Alternative polyadenylation profiling - 

• Alternative polyadenylation refers to the process by which different polyadenylation sites are used within the same gene, leading to the production of mRNA isoforms with variable 3' untranslated regions (UTRs).
• RNA-seq can be used to profile alternative polyadenylation events by capturing and sequencing the mRNA molecules and identifying the different polyadenylation sites used.

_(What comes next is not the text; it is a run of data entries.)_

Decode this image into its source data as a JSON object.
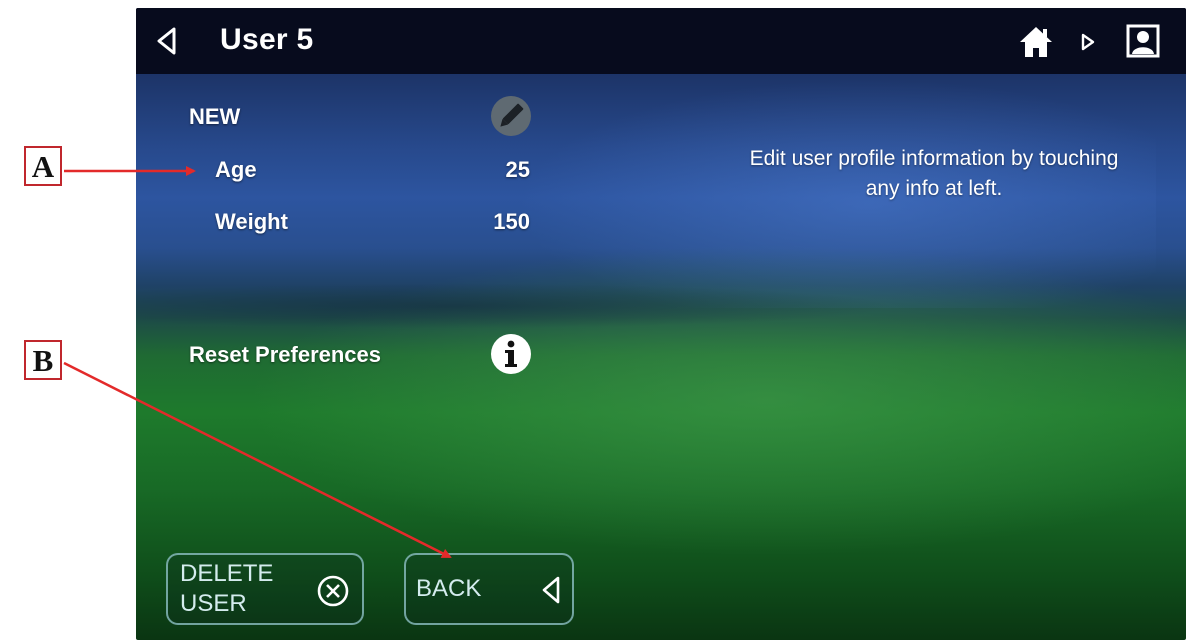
{
  "window": {
    "title": "User 5"
  },
  "profile": {
    "name_label": "NEW",
    "age": {
      "label": "Age",
      "value": "25"
    },
    "weight": {
      "label": "Weight",
      "value": "150"
    }
  },
  "reset": {
    "label": "Reset Preferences"
  },
  "help_text": "Edit user profile information by touching any info at left.",
  "buttons": {
    "delete_label": "DELETE\nUSER",
    "back_label": "BACK"
  },
  "callouts": {
    "a": "A",
    "b": "B"
  },
  "icons": {
    "title_back": "back-triangle-icon",
    "home": "home-icon",
    "play": "play-icon",
    "profile": "profile-icon",
    "edit": "pencil-icon",
    "info": "info-icon",
    "delete": "circle-x-icon",
    "back": "back-triangle-icon"
  },
  "colors": {
    "titlebar": "#070b1d",
    "callout_red": "#c0272d",
    "button_border": "#96c8cd",
    "text": "#ffffff"
  }
}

Mammalian epigenome sequencing - 

• Mammalian epigenome sequencing refers to the comprehensive profiling of epigenetic modifications, such as DNA methylation and histone modifications, across the genome.
• While RNA-seq can provide information on gene expression levels, it is not typically used to directly sequence or analyze epigenetic modifications.
• Specific techniques, such as bisulfite sequencing for DNA methylation or chromatin immunoprecipitation followed by sequencing (ChIP-seq) for histone modifications, are more commonly employed for studying the mammalian epigenome.

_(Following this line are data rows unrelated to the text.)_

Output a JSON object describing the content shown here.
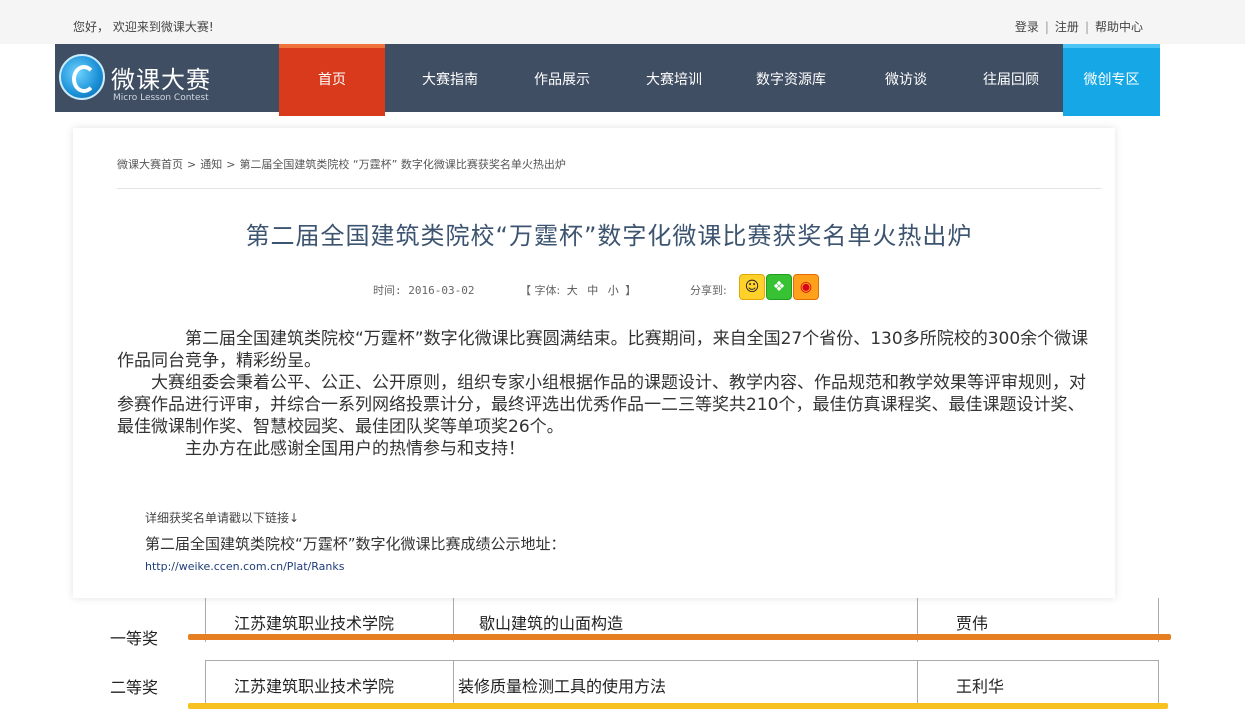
{
  "topbar": {
    "welcome": "您好， 欢迎来到微课大赛!",
    "login": "登录",
    "register": "注册",
    "help": "帮助中心",
    "sep": "|"
  },
  "logo": {
    "title": "微课大赛",
    "subtitle": "Micro Lesson Contest"
  },
  "nav": {
    "items": [
      {
        "label": "首页",
        "active": true
      },
      {
        "label": "大赛指南"
      },
      {
        "label": "作品展示"
      },
      {
        "label": "大赛培训"
      },
      {
        "label": "数字资源库"
      },
      {
        "label": "微访谈"
      },
      {
        "label": "往届回顾"
      },
      {
        "label": "微创专区",
        "highlight": true
      }
    ],
    "colors": {
      "bar": "#3f4e63",
      "active": "#d93a1c",
      "special": "#16a8e6"
    }
  },
  "breadcrumb": {
    "home": "微课大赛首页",
    "section": "通知",
    "current": "第二届全国建筑类院校 “万霆杯” 数字化微课比赛获奖名单火热出炉",
    "sep": ">"
  },
  "article": {
    "title": "第二届全国建筑类院校“万霆杯”数字化微课比赛获奖名单火热出炉",
    "date": "时间: 2016-03-02",
    "font_label": "【 字体:",
    "font_large": "大",
    "font_medium": "中",
    "font_small": "小",
    "font_end": "】",
    "share_label": "分享到:",
    "share_icons": [
      "qq-icon",
      "wechat-icon",
      "weibo-icon"
    ],
    "paragraphs": [
      "第二届全国建筑类院校“万霆杯”数字化微课比赛圆满结束。比赛期间，来自全国27个省份、130多所院校的300余个微课作品同台竞争，精彩纷呈。",
      "大赛组委会秉着公平、公正、公开原则，组织专家小组根据作品的课题设计、教学内容、作品规范和教学效果等评审规则，对参赛作品进行评审，并综合一系列网络投票计分，最终评选出优秀作品一二三等奖共210个，最佳仿真课程奖、最佳课题设计奖、最佳微课制作奖、智慧校园奖、最佳团队奖等单项奖26个。",
      "主办方在此感谢全国用户的热情参与和支持！"
    ],
    "links_label": "详细获奖名单请戳以下链接↓",
    "links_title": "第二届全国建筑类院校“万霆杯”数字化微课比赛成绩公示地址：",
    "links_url": "http://weike.ccen.com.cn/Plat/Ranks"
  },
  "awards": [
    {
      "rank": "一等奖",
      "school": "江苏建筑职业技术学院",
      "work": "歇山建筑的山面构造",
      "author": "贾伟",
      "highlight": "#e67e22"
    },
    {
      "rank": "二等奖",
      "school": "江苏建筑职业技术学院",
      "work": "装修质量检测工具的使用方法",
      "author": "王利华",
      "highlight": "#f7c21f"
    }
  ]
}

Hence, the correct answer is option 4.

Key Points

• Restriction enzymes, also known as restriction endonucleases, are enzymes that recognize specific DNA sequences and cleave the DNA at or near these recognition sites.
• They are commonly used in molecular biology and genetic engineering to manipulate DNA.
• Recognition Sequence:
  • Each restriction enzyme recognizes a specific DNA sequence, typically 4 to 8 base pairs in length. This sequence is usually palindromic, meaning it reads the same on both DNA strands when read in opposite directions.
• Cutting Types:
  • Restriction enzymes can cut DNA in two different ways: blunt ends and sticky ends.
• Blunt Ends:
  • Some restriction enzymes cut DNA straight across both DNA strands, resulting in blunt ends with no overhanging nucleotides.
• Sticky Ends:
  • Other restriction enzymes create staggered cuts, producing fragments with short single-stranded overhangs called sticky ends. These sticky ends can form base pairs with complementary sequences, allowing for the joining of DNA fragments from different sources.
• Nomenclature:
  • Restriction enzymes are named using a combination of letters and numbers. The letter(s) represent the genus or species from which the enzyme is derived, and the number indicates the order of discovery. For example, EcoRI is derived from E. coli and was the first enzyme discovered in the "R" series.
• Sources:
  • Restriction enzymes are naturally produced by bacteria and archaea as a defense mechanism against foreign DNA, such as bacteriophages. They recognize specific DNA sequences and cleave the DNA to prevent infection by foreign genetic material.
• Applications:
  • Restriction enzymes have numerous applications in molecular biology, including DNA cloning, gene expression analysis, DNA sequencing, and genetic engineering. They are used to cut DNA at specific sites, create recombinant DNA molecules, and analyze DNA fragments by gel electrophoresis.

Important Points

•  Based on the provided restriction profiles, we can infer the following:
  • E1 cuts the 4.8 kb plasmid into two fragments: a 500 bp fragment and a 4.3 kb fragment.
  • E2 cuts the 4.8 kb plasmid into two fragments: a 400 bp fragment and a 4.4 kb fragment.
  • E3 cuts the 4.8 kb plasmid into two fragments: a 2 kb fragment and a 2.8 kb fragment.
  • E4 cuts the 4.8 kb plasmid into two fragments: a 1.9 kb fragment and a 2.9 kb fragment.
• From these observations, we can determine theoverlapping regions of the cuts made by the enzymes:
  • E1 and E2 have a common 4.3 kb fragment.
  • E2 and E3 have a common 4.4 kb fragment.
  • E1 and E4 have a common 2.9 kb fragment.
• By combining this information, we can conclude that the enzyme E2 is the only one that cuts between the E1 and E3 sites.
• E2 leaves a 400 bp fragment when cutting the 4.8 kb plasmid, which is not observed with any other enzyme.
• Therefore, E2 must have recognition sites on both sides of the 4.4 kb fragment it produces.
• The resulting analysis shows the locations of the recognition sites for each enzyme and the sizes of the fragments they produce.